AVS 62nd International Symposium & Exhibition | |
Thin Film | Wednesday Sessions |
Session TF+EN-WeM |
Session: | ALD for Energy |
Presenter: | Bas van de Loo, Eindhoven University of Technology, Netherlands |
Authors: | B.W.H. van de Loo, Eindhoven University of Technology, Netherlands J. Melskens, Eindhoven University of Technology G.J.M. Janssen, ECN Solar Energy K.R.C. Mok, Delft University of Technology L.K. Nanver, Delft University of Technology A.H.G. Vlooswijk, Tempress Systems W.M.M. Kessels, Eindhoven University of Technology, Netherlands |
Correspondent: | Click to Email |
Atomic layer deposition (ALD) of Al2O3 has been successfully implemented in silicon solar cell manufacturing, predominantly to passivate defects at the lowly-doped back surface of p-type solar cells. However, also for the passivation of highly-doped n+ or p+ type surfaces, present in e.g., high efficiency n-type solar cells, ALD films and stacks might become feasible. Yet, for such surfaces, the level of passivation strongly depends on the doping concentration and surface conditions.

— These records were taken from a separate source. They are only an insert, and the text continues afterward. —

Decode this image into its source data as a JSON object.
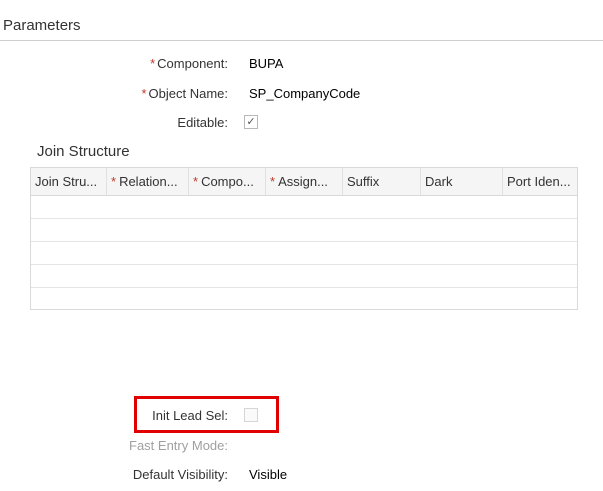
{
  "section": {
    "title": "Parameters"
  },
  "fields": {
    "component": {
      "label": "Component:",
      "value": "BUPA"
    },
    "object_name": {
      "label": "Object Name:",
      "value": "SP_CompanyCode"
    },
    "editable": {
      "label": "Editable:",
      "checked": true,
      "check_mark": "✓"
    },
    "init_lead_sel": {
      "label": "Init Lead Sel:",
      "checked": false
    },
    "fast_entry_mode": {
      "label": "Fast Entry Mode:"
    },
    "default_visibility": {
      "label": "Default Visibility:",
      "value": "Visible"
    }
  },
  "join_structure": {
    "title": "Join Structure",
    "columns": [
      {
        "label": "Join Stru...",
        "required": false
      },
      {
        "label": "Relation...",
        "required": true
      },
      {
        "label": "Compo...",
        "required": true
      },
      {
        "label": "Assign...",
        "required": true
      },
      {
        "label": "Suffix",
        "required": false
      },
      {
        "label": "Dark",
        "required": false
      },
      {
        "label": "Port Iden...",
        "required": false
      }
    ],
    "rows": [
      {},
      {},
      {},
      {},
      {}
    ]
  },
  "required_marker": "*",
  "colors": {
    "required": "#c0392b",
    "highlight": "#e00000"
  }
}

To allow for an even wider implementation of ALD-based passivation schemes in industrial solar cells, the work presented in this contribution aims to understand the passivation of highly-doped n+ and p+ type regions.

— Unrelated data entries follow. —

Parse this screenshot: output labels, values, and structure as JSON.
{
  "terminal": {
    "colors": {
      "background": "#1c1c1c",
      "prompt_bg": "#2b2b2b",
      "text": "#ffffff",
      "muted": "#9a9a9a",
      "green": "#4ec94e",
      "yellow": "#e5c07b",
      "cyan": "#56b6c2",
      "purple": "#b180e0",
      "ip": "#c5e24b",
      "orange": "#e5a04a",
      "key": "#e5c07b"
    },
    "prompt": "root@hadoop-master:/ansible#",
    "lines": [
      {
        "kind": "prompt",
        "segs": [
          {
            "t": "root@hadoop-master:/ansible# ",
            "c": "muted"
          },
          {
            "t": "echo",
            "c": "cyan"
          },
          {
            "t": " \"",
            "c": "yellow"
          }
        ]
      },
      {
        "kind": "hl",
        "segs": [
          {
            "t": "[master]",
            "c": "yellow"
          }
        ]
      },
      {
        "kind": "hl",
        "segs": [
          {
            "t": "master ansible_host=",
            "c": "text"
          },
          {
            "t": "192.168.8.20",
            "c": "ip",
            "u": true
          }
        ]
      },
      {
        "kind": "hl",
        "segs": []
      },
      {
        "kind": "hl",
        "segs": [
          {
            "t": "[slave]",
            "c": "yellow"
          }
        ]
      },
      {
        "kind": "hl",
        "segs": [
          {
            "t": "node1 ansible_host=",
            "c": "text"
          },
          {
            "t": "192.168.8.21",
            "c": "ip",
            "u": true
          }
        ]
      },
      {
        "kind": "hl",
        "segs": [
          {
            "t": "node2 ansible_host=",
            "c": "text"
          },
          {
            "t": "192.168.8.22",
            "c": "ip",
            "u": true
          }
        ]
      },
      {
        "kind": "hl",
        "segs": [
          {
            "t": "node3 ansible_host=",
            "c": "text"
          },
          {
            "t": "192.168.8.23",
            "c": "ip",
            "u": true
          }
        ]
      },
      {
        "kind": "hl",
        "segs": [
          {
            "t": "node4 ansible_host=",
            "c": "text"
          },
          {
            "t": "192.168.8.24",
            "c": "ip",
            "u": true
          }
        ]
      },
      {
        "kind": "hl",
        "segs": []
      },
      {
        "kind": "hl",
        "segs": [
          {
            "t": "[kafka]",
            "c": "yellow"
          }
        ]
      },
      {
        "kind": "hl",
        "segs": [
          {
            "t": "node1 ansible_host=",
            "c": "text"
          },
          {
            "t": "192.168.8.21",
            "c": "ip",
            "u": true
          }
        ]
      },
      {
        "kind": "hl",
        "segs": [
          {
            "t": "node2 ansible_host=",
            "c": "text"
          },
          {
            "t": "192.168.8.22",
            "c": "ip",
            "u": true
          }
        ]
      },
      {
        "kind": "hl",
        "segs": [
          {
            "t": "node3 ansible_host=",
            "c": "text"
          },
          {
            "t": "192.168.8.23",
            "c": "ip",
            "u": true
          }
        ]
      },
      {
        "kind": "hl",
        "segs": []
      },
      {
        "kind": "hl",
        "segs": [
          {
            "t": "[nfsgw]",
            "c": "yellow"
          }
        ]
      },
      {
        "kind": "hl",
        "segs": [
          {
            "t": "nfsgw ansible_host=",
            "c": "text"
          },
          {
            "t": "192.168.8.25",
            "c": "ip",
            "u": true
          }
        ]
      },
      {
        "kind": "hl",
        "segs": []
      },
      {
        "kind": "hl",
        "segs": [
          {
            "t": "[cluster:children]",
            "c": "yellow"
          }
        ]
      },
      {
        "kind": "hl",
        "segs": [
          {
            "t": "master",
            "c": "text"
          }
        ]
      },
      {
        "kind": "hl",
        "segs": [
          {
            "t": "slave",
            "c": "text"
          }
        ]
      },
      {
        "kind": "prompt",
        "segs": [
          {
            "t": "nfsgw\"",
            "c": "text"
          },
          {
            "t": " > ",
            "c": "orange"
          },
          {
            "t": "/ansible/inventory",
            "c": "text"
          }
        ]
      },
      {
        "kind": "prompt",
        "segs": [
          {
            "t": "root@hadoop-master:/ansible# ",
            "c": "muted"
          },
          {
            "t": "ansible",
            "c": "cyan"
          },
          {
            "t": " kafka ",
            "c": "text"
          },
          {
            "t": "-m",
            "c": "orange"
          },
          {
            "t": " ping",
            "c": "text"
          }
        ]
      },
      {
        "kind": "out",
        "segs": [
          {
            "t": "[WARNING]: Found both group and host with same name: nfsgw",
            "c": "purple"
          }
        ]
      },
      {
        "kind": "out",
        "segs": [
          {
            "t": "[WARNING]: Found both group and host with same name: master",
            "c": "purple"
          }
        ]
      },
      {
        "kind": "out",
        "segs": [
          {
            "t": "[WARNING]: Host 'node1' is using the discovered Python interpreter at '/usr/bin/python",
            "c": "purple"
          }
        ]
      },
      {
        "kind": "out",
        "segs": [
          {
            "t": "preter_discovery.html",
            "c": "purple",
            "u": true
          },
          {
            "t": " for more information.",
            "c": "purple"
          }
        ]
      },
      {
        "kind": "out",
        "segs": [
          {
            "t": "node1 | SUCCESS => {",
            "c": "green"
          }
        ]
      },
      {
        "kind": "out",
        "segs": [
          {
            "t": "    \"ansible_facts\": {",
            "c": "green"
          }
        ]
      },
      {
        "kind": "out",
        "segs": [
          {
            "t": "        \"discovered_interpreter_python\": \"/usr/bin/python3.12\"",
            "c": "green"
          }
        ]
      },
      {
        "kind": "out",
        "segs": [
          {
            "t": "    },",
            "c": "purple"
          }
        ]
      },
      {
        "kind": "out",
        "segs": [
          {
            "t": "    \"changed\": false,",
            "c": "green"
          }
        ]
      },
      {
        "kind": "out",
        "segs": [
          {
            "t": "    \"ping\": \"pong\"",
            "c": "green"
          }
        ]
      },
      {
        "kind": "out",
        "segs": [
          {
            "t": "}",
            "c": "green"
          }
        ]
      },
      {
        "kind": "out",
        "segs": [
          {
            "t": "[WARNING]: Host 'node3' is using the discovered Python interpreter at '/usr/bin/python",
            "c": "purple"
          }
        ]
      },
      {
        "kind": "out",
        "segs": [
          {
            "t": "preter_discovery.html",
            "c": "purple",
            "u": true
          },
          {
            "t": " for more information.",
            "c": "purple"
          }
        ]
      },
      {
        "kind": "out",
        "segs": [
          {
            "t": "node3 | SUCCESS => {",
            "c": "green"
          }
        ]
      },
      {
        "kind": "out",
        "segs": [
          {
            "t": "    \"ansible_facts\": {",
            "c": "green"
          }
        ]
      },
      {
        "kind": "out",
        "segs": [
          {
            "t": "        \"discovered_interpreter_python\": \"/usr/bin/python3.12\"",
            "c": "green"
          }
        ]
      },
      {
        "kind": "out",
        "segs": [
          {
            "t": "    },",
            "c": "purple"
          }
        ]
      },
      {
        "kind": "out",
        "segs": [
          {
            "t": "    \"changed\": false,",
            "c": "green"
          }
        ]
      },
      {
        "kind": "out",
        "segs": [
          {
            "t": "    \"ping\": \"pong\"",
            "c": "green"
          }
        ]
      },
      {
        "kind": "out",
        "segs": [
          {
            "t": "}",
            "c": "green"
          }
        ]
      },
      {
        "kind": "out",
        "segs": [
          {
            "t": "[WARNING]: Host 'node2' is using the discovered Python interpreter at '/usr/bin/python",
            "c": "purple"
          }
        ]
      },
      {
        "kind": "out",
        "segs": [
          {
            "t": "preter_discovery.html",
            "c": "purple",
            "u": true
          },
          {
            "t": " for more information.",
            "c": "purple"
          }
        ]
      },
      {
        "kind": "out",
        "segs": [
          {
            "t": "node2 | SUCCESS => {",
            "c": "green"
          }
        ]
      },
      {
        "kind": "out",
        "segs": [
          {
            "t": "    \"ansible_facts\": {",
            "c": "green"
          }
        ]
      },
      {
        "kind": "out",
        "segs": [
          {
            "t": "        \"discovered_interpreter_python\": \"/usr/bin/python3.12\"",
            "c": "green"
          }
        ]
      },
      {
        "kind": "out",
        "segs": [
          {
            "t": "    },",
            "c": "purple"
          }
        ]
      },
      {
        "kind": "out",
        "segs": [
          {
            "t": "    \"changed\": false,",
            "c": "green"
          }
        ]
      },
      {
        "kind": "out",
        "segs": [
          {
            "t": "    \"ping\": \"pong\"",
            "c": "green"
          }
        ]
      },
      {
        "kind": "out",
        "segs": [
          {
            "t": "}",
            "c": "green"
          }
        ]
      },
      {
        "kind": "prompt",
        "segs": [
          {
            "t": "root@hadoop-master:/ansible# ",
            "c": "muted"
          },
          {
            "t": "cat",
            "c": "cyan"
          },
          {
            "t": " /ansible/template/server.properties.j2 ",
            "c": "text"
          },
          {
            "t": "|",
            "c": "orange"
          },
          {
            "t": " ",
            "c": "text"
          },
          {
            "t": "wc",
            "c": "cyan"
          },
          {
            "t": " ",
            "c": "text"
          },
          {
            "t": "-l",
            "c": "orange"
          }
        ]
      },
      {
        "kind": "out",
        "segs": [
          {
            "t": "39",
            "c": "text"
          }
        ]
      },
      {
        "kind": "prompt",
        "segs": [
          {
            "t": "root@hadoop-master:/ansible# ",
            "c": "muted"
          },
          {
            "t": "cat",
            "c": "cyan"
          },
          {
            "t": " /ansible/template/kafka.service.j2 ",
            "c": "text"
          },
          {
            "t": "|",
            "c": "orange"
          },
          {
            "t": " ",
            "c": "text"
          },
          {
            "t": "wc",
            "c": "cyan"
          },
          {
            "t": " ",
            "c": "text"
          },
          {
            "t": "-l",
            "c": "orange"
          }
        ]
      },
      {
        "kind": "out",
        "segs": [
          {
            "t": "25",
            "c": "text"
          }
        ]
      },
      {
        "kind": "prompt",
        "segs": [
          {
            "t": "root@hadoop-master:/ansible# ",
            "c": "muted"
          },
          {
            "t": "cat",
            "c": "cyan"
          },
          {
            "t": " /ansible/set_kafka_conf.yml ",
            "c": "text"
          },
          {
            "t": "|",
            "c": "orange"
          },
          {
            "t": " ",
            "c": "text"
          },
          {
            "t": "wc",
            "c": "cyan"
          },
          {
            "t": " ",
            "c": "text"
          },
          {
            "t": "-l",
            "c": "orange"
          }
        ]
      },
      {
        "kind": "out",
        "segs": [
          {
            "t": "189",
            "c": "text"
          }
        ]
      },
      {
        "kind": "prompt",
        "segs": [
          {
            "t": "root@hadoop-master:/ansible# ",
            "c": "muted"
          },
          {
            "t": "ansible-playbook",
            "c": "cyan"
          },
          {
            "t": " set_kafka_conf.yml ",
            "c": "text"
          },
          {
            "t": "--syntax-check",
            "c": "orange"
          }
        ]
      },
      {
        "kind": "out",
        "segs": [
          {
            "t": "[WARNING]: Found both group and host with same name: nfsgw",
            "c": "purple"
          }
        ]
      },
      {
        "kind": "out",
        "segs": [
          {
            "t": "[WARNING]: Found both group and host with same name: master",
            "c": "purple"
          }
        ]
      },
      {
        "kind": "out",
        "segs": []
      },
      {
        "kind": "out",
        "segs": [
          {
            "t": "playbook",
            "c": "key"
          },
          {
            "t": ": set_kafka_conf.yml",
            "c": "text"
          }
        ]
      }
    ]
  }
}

First of all, we observed that the passivation of boron-doped (p+) Si surfaces highly depends on the doping process and the fixed charge density Qf in the passivation layer. For instance, when a boron-rich layer (a BxSiy compound) was remained after the doping process, the surface passivation by ALD Al2O3 severely deteriorated. The formation of this undesirable layer could be avoided by using an oxidizing ambient during the drive-in of boron, although this results in a significant reduction in boron doping density at the surface. The latter impaired the level of passivation when Qf was virtually zero, such as for ALD SiO2/ Al2O3 stacks. Importantly, the level of surface passivation offered by ALD Al2O3 films remained high under these circumstances, due to the strong negative Qf.
Next, for phosphorous doped (n+) Si surfaces having surfaces densities of 1018-1020 cm-3, the passivation by dielectrics containing a negative Qf such as ALD Al2O3, can be severely compromised, as the negative Qf increases the minority carrier (i.e., hole-) concentration at and near the surface. Moreover, the negative Qf can invert the n+ Si surface, which triggers (undesirable) increased recombination at low injection levels and parasitic shunting. For those n+ Si surfaces, it is demonstrated that ALD stacks such as SiO2/ Al2O3 and HfO2/ Al2O3 are promising alternatives to Al2O3 single layers, due to the absence of a negative Qf. These stacks are particularly interesting from an industrial point of view, as they can make ALD viable for the passivation n+ Si surfaces.
Lastly, ALD-based passivation schemes also have the potential to fully replace the heavily-doped n+ and p+ Si regions in solar cells. In this new field of ‘passivating contacts’, the significant recombination losses in the highly-doped regions can be avoided due to accurate band-alignment. Preliminary but promising results on novel electron-selective, passivating stacks of HfO2 and TiO2 by ALD will also be presented.